Les tensions politiques qui prévalent au Liban depuis la chute du gouvernement le 12 janvier affectent de nombreux secteurs économiques, en particulier ceux qui sont liés au tourisme.
Le calme dans certaines rues de la capitale généralement grouillantes, comme la rue Gouraud à Gemmayzé, témoigne de l'ampleur de la baisse d'activité qui touche plusieurs secteurs, dans toutes les régions. Les Libanais ont en effet déserté les restaurants à midi et le soir, explique au Commerce du Levant le président du syndicat des propriétaires de restaurants Paul Ariss. Une baisse est même notée ces derniers jours au niveau des livraisons des repas à domicile, ajoute-t-il. Mardi, de nombreuses personnes ont préféré ne pas se rendre sur leur lieu de travail, certaines écoles ont même fermé.
Si la récession dans le secteur de la restauration a commencé depuis juin 2010, date des heurts de l’armée libanaise et de l’armée israélienne à Adaissé, « avec une baisse de 25 à 30% de l’activité, la situation s’est aggravée depuis la démission du gouvernement, avec une baisse mensuelle de plus de 50% du chiffre d’affaires de certains restaurants. La baisse annuelle est encore plus importante», explique Ariss. Ces variations sont données à titre indicatif, en l’absence de données chiffrées, souligne-t-il.
Les restaurants avaient connu une légère hausse en termes de fréquentation en fin de semaine dernière, mais les incidents accompagnant les consultations parlementaires pour la nomination d’un nouveau premier ministre lundi et mardi ont ralentir à nouveau l’activité.
Le secteur hôtelier connaît aussi une baisse drastique du taux d'occupation "qui est tombé à 10 et 20% ces deux derniers jours contre 50% en période normale", selon une déclaration mardi du président de la Fédération libanaise des syndicats touristiques Amine Khayat.

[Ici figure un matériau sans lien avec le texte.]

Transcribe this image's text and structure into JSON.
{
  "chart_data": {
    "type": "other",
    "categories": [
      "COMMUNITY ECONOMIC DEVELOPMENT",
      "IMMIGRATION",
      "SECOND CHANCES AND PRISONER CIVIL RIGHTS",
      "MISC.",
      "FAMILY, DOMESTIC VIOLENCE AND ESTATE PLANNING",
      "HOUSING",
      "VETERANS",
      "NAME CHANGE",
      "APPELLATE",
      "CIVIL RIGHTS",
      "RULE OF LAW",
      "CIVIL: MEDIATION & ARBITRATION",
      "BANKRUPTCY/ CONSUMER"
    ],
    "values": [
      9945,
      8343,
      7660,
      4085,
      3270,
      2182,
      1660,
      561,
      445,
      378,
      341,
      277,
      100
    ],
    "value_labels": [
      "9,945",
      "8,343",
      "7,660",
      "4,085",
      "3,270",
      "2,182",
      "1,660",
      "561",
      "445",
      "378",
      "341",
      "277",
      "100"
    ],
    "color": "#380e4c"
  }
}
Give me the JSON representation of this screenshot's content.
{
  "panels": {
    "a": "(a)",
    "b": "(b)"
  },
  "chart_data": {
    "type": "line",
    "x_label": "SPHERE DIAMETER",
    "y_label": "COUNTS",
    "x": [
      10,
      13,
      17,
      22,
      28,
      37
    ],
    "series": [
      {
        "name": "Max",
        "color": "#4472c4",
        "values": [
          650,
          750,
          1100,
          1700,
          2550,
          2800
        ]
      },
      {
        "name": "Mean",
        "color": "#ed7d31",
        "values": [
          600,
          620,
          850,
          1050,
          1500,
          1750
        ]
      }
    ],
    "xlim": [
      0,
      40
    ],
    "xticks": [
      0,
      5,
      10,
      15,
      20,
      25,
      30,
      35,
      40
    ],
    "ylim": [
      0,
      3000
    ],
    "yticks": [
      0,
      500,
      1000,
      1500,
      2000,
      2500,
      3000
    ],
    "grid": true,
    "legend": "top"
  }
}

Même son de cloche dans les agences de voyage. Maud Nakhal, responsable de l'entreprise éponyme, note une chute des réservations pour les vacances d’été des Libanais. «Généralement, nos clients s’y prennent à temps pour les vacances en juillet, août et septembre à l'étranger, parce qu’ils peuvent bénéficier de meilleures offres», ajoute-t-elle. «Ceux qui ont déjà réservé n’ont pas systématiquement annulé, mais nous n’avons plus de nouvelles demandes de réservations depuis la chute du gouvernement». Les voyageurs de février semblent aussi avoir remis leurs déplacements.
Si les Libanais se détournent des dépenses secondaires, leurs vieux réflexes de constituer des stocks alimentaires réapparaissent petit à petit. « Nous avons noté une légère augmentation de la demande sur les produits de première nécessité, comme les boites de conserves, les céréales et les produits pour bébés (couches, lait…), estimée entre 10 et 20%. Une tendance contraire a été notée pour les autres produits », explique un responsable dans la chaîne de grandes surfaces Spinneys.
Le secteur touristique pourrait aussi souffrir de la situation politique. Maud Nakhal souligne à ce niveau des annulations de réservations par des touristes turcs de leur déplacement au Liban pendant leurs vacances en février. Ces nouveaux touristes qui ont choisi le Liban avec l’abolition des formalités de visa, et qui devaient affluer par groupes de 50 à 100 personnes, ont commencé à annuler leurs réservations, ajoute-t-elle.
Pour Maud Nakhal, s’il y a un retour à la normale dans les jours à venir, il est encore possible de sauver la saison de vacances. Si elle perdure, « nous serons dans une situation catastrophique, semblable à celle de 2008 », après le coup de force à beyrouth du Hezbollah.
Les pronostics sont tout aussi moroses du côté des restaurateurs. « La crise politique doit se résoudre au plus tôt. Sinon, les effets seront catastrophiques pour le secteur. Durant les trois dernières années, pas moins de 1500 restaurants ont ouvert leurs portes au Liban, avec des investissements importants et des dettes bancaires pour 80% d’entre eux. Les loyers sont très élevés dans des régions comme le centre-ville de Beyrouth, Achrafié ou Hamra. Laissés à eux-mêmes, les restaurants n’auront pas d’autre alternative que de demander aux banques un rééchelonnement de leurs dettes », prévoit Ariss.